Take Your Carrot Cake To New Heights With Tangy Labneh Frosting

If carrot cake sounds boring to you, it's likely because you haven't tried making a version of it that features Middle Eastern ingredients: fragrant ground cardamom seed, pistachios, edible rose petals, or — as the main ingredient of an indulgent, slightly tangy frosting — a spreadable soft cheese called labneh. Labneh is made from a thick yogurt, so it's very similar in taste and texture to sour cream.
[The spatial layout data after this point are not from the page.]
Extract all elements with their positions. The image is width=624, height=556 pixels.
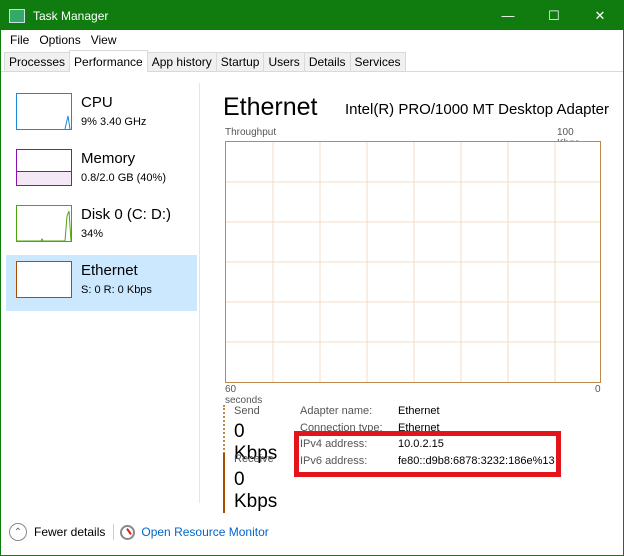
menu-view[interactable]: View [86, 33, 122, 47]
minimize-icon[interactable]: — [485, 1, 531, 30]
resource-monitor-icon [120, 524, 136, 540]
tab-startup[interactable]: Startup [215, 52, 265, 71]
throughput-label: Throughput [225, 127, 277, 138]
detail-key: Adapter name: [300, 405, 373, 417]
tab-details[interactable]: Details [303, 52, 351, 71]
receive-stat: Receive 0 Kbps [223, 453, 277, 513]
memory-thumbnail-graph [16, 149, 72, 186]
tab-services[interactable]: Services [349, 52, 406, 71]
tab-performance[interactable]: Performance [69, 50, 148, 72]
disk-thumbnail-graph [16, 205, 72, 242]
throughput-graph [225, 141, 601, 383]
tab-processes[interactable]: Processes [4, 52, 71, 71]
sidebar-item-label: Disk 0 (C: D:) [81, 206, 171, 223]
time-span-label: 60 seconds [225, 384, 263, 406]
fewer-details-link[interactable]: Fewer details [34, 525, 105, 539]
sidebar-item-value: S: 0 R: 0 Kbps [81, 284, 152, 296]
title-bar: Task Manager — ☐ ✕ [1, 1, 623, 30]
task-manager-icon [9, 8, 25, 23]
menu-options[interactable]: Options [34, 33, 85, 47]
receive-label: Receive [234, 453, 274, 465]
sidebar-item-ethernet[interactable]: Ethernet S: 0 R: 0 Kbps [6, 255, 197, 311]
open-resource-monitor-link[interactable]: Open Resource Monitor [141, 525, 268, 539]
send-label: Send [234, 405, 260, 417]
detail-value: Ethernet [398, 405, 440, 417]
window-title: Task Manager [33, 8, 109, 23]
sidebar-item-cpu[interactable]: CPU 9% 3.40 GHz [6, 87, 197, 143]
resource-sidebar: CPU 9% 3.40 GHz Memory 0.8/2.0 GB (40%) … [2, 83, 200, 503]
maximize-icon[interactable]: ☐ [531, 1, 577, 30]
sidebar-item-value: 9% 3.40 GHz [81, 116, 147, 128]
sidebar-item-disk[interactable]: Disk 0 (C: D:) 34% [6, 199, 197, 255]
sidebar-item-value: 0.8/2.0 GB (40%) [81, 172, 166, 184]
task-manager-window: Task Manager — ☐ ✕ File Options View Pro… [0, 0, 624, 556]
tab-app-history[interactable]: App history [146, 52, 217, 71]
menu-bar: File Options View [1, 30, 623, 50]
divider [113, 524, 115, 540]
sidebar-item-label: Ethernet [81, 262, 138, 279]
sidebar-item-label: Memory [81, 150, 136, 167]
highlight-box [294, 431, 561, 477]
min-label: 0 [595, 384, 601, 395]
page-title: Ethernet [223, 93, 318, 121]
cpu-thumbnail-graph [16, 93, 72, 130]
sidebar-item-value: 34% [81, 228, 104, 240]
menu-file[interactable]: File [5, 33, 34, 47]
chevron-up-icon[interactable]: ⌃ [9, 523, 27, 541]
tab-users[interactable]: Users [263, 52, 305, 71]
close-icon[interactable]: ✕ [577, 1, 623, 30]
sidebar-item-label: CPU [81, 94, 113, 111]
tab-bar: Processes Performance App history Startu… [1, 50, 623, 72]
adapter-name: Intel(R) PRO/1000 MT Desktop Adapter [345, 101, 610, 118]
footer: ⌃ Fewer details Open Resource Monitor [9, 523, 269, 541]
ethernet-thumbnail-graph [16, 261, 72, 298]
receive-value: 0 Kbps [234, 469, 278, 512]
graph-grid [226, 142, 600, 382]
sidebar-item-memory[interactable]: Memory 0.8/2.0 GB (40%) [6, 143, 197, 199]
According to Science Direct, carrots were first cultivated in modern-day Afghanistan, over a thousand years ago, so it should come as no surprise that the earthy-sweet root vegetable began appearing in neighboring Baghdadi desserts almost immediately after. Famed Indian cookbook author Madhur Jaffrey hybridized carrot cake with the classic regional dessert carrot halwa; her recipe included clarified butter known as ghee along with cardamom, pistachios, blanched almonds, and raisins. Making a carrot cake frosting from labneh (which originated in the Levant) instead of buttercream or cream cheese is a no-brainer — albeit an inspired one.

Make your own labneh

Labneh, while you can probably only find at specialty shops, is easily made by straining yogurt (occasionally mixed with sour cream — which you can also make at home!) and a little salt wrapped in cheesecloth overnight in the refrigerator. One traditional way of preserving labneh is to roll it into balls coated with herbs like dried mint and za'atar and stored in jars submerged in olive oil. Obviously, the labneh destined to become a tangy-sweet frosting won't need this treatment; it'll meet other friends along the way to topping a Middle Eastern-inflected carrot cake.
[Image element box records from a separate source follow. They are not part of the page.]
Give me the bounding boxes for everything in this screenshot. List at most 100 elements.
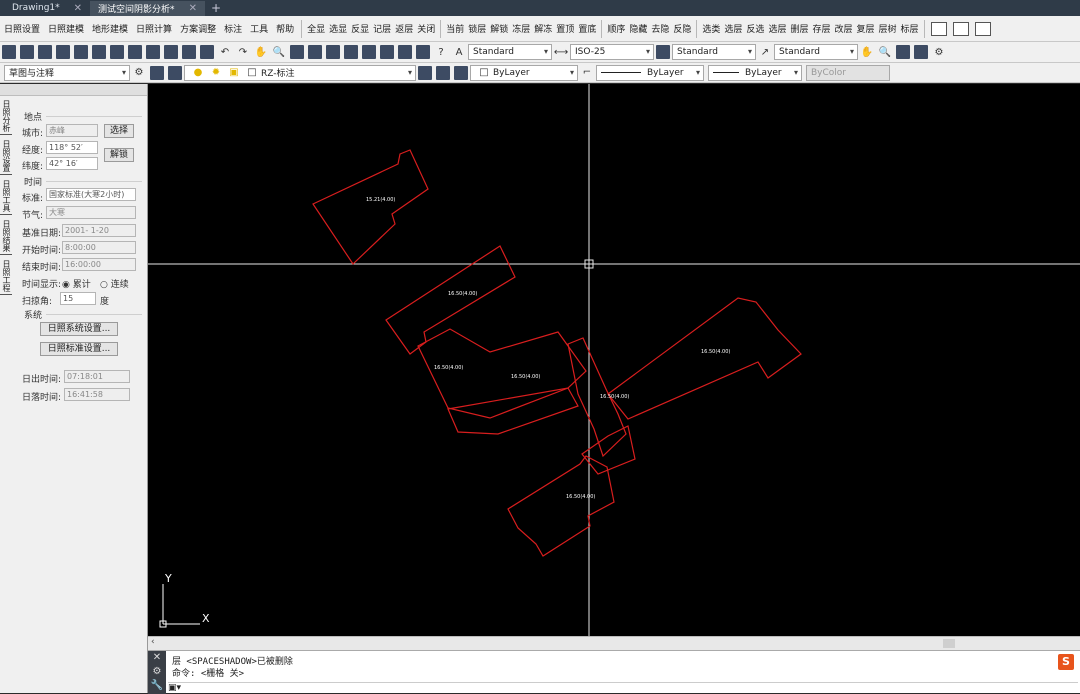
publish-icon[interactable]	[110, 45, 124, 59]
workspace-settings-icon[interactable]: ⚙	[132, 66, 146, 80]
window-tool-icon[interactable]	[930, 21, 947, 36]
layer-select[interactable]: ● ✹ ▣ □ RZ-标注 ▾	[184, 64, 416, 81]
layer-tool[interactable]: 隐藏	[627, 22, 649, 35]
layer-tool[interactable]: 反显	[349, 22, 371, 35]
markup-icon[interactable]	[398, 45, 412, 59]
layer-tool[interactable]: 选层	[766, 22, 788, 35]
print-preview-icon[interactable]	[74, 45, 88, 59]
layer-tool[interactable]: 冻层	[510, 22, 532, 35]
layer-tool[interactable]: 关闭	[415, 22, 437, 35]
save-icon[interactable]	[38, 45, 52, 59]
layer-tool[interactable]: 全显	[305, 22, 327, 35]
layer-tool[interactable]: 当前	[444, 22, 466, 35]
layer-tool[interactable]: 复层	[855, 22, 877, 35]
tool-palettes-icon[interactable]	[362, 45, 376, 59]
radio-continuous[interactable]: ○ 连续	[100, 277, 129, 290]
sunlight-standard-settings-button[interactable]: 日照标准设置...	[40, 342, 118, 356]
drawing-canvas[interactable]: 15.21(4.00) 16.50(4.00) 16.50(4.00) 16.5…	[148, 84, 1080, 636]
sunlight-system-settings-button[interactable]: 日照系统设置...	[40, 322, 118, 336]
scroll-left-icon[interactable]: ‹	[151, 637, 155, 647]
layer-tool[interactable]: 选类	[700, 22, 722, 35]
latitude-field[interactable]: 42° 16′	[46, 157, 98, 170]
workspace-select[interactable]: 草图与注释 ▾	[4, 64, 130, 81]
building-outline[interactable]	[507, 455, 615, 557]
layer-tool[interactable]: 存层	[810, 22, 832, 35]
layer-tool[interactable]: 解冻	[532, 22, 554, 35]
layer-tool[interactable]: 去隐	[649, 22, 671, 35]
end-time-field[interactable]: 16:00:00	[62, 258, 136, 271]
viewcube-icon[interactable]	[914, 45, 928, 59]
orbit-icon[interactable]	[896, 45, 910, 59]
close-icon[interactable]: ✕	[148, 651, 166, 665]
dim-style-select[interactable]: ISO-25 ▾	[570, 44, 654, 60]
mleader-style-icon[interactable]: ↗	[758, 45, 772, 59]
menu-item-annotate[interactable]: 标注	[220, 22, 246, 35]
window-tool-icon[interactable]	[974, 21, 991, 36]
layer-tool[interactable]: 顺序	[605, 22, 627, 35]
menu-item-sunlight-modeling[interactable]: 日照建模	[44, 22, 88, 35]
vtab-sunlight-project[interactable]: 日照工程	[0, 258, 12, 295]
building-outline[interactable]	[607, 297, 802, 420]
layer-iso-icon[interactable]	[454, 65, 468, 80]
radio-cumulative[interactable]: ◉ 累计	[62, 277, 91, 290]
calculator-icon[interactable]	[416, 45, 430, 59]
dim-style-icon[interactable]: ⟷	[554, 45, 568, 59]
vtab-sunlight-tools[interactable]: 日照工具	[0, 178, 12, 215]
building-outline[interactable]	[385, 245, 516, 355]
help-icon[interactable]: ?	[434, 45, 448, 59]
command-input[interactable]: ▣▾	[168, 682, 1078, 694]
layer-tool[interactable]: 解锁	[488, 22, 510, 35]
building-outline[interactable]	[447, 387, 579, 435]
tab-shadow-analysis[interactable]: 测试空间阴影分析* ✕	[90, 0, 205, 16]
wrench-icon[interactable]: 🔧	[148, 679, 166, 693]
menu-item-sunlight-settings[interactable]: 日照设置	[0, 22, 44, 35]
design-center-icon[interactable]	[344, 45, 358, 59]
menu-item-help[interactable]: 帮助	[272, 22, 298, 35]
layer-state-icon[interactable]	[168, 65, 182, 80]
properties-icon[interactable]	[326, 45, 340, 59]
select-city-button[interactable]: 选择	[104, 124, 134, 138]
start-time-field[interactable]: 8:00:00	[62, 241, 136, 254]
make-current-icon[interactable]	[418, 65, 432, 80]
pan-icon[interactable]: ✋	[254, 45, 268, 59]
pan-hand-icon[interactable]: ✋	[860, 45, 874, 59]
layer-manager-icon[interactable]	[150, 65, 164, 80]
table-style-icon[interactable]	[656, 45, 670, 59]
layer-tool[interactable]: 选层	[722, 22, 744, 35]
layer-tool[interactable]: 置底	[576, 22, 598, 35]
block-editor-icon[interactable]	[200, 45, 214, 59]
menu-item-sunlight-calc[interactable]: 日照计算	[132, 22, 176, 35]
zoom-previous-icon[interactable]	[308, 45, 322, 59]
copy-icon[interactable]	[146, 45, 160, 59]
scrollbar-thumb[interactable]	[943, 639, 955, 648]
menu-item-tools[interactable]: 工具	[246, 22, 272, 35]
layer-tool[interactable]: 选显	[327, 22, 349, 35]
menu-item-terrain-modeling[interactable]: 地形建模	[88, 22, 132, 35]
horizontal-scrollbar[interactable]: ‹	[148, 636, 1080, 650]
sheet-set-icon[interactable]	[380, 45, 394, 59]
new-file-icon[interactable]	[2, 45, 16, 59]
layer-tool[interactable]: 锁层	[466, 22, 488, 35]
lineweight-select[interactable]: ByLayer ▾	[708, 64, 802, 81]
building-outline[interactable]	[312, 149, 429, 265]
unlock-button[interactable]: 解锁	[104, 148, 134, 162]
longitude-field[interactable]: 118° 52′	[46, 141, 98, 154]
vtab-sunlight-analysis[interactable]: 日照分析	[0, 98, 12, 135]
zoom-realtime-icon[interactable]: 🔍	[272, 45, 286, 59]
zoom-icon[interactable]: 🔍	[878, 45, 892, 59]
layer-tool[interactable]: 返层	[393, 22, 415, 35]
layer-tool[interactable]: 置顶	[554, 22, 576, 35]
layer-tool[interactable]: 反隐	[671, 22, 693, 35]
undo-icon[interactable]: ↶	[218, 45, 232, 59]
tab-drawing1[interactable]: Drawing1* ✕	[4, 1, 90, 16]
layer-tool[interactable]: 改层	[832, 22, 854, 35]
linetype-select[interactable]: ByLayer ▾	[596, 64, 704, 81]
building-outline[interactable]	[417, 328, 587, 419]
text-style-select[interactable]: Standard ▾	[468, 44, 552, 60]
layer-tool[interactable]: 记层	[371, 22, 393, 35]
color-select[interactable]: □ ByLayer ▾	[470, 64, 578, 81]
standard-select[interactable]: 国家标准(大寒2小时)	[46, 188, 136, 201]
text-style-icon[interactable]: A	[452, 45, 466, 59]
window-tool-icon[interactable]	[952, 21, 969, 36]
table-style-select[interactable]: Standard ▾	[672, 44, 756, 60]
Once you've made your labneh, whipping up a frosting is as easy as adding icing sugar and flavoring agents like honey, ground cardamom, or vanilla extract. In terms of texture and tang, labneh is virtually identical to sour cream. With respect to sweetness (and depending on how it's made), a labneh frosting is going to be less sugary than a typical buttercream.

Adventures in carrot cake

You can, of course, spread labneh frosting on your favorite carrot cake recipe, whatever that might be. Or, you can take the opportunity to explore new culinary vistas by adding (or substituting) slight flavor variations like a touch of ghee or a handful of golden sultanas; the traditional carrot cake ingredients of ground cinnamon and ginger will feel right at home here, as well. You can take this as far as you want to go — or start with baby steps, like coating the frosting in chopped roasted pistachios in lieu of walnuts.

If you do this, your carrot cake will be transformed from the stodgy, over-sweet tea cake of yesteryear to something altogether more ... intoxicating. As an added bonus, your homemade labneh (in addition to being subject to a good roll in herbs and an olive oil bath) will work beautifully as a dip for pita or a spread on your morning bagel. Labneh can appear alongside savory Middle Eastern foods like hummus just as easily as it can be recruited to top a toothsome cake. It might be a strain to make, but it hardly requires effort.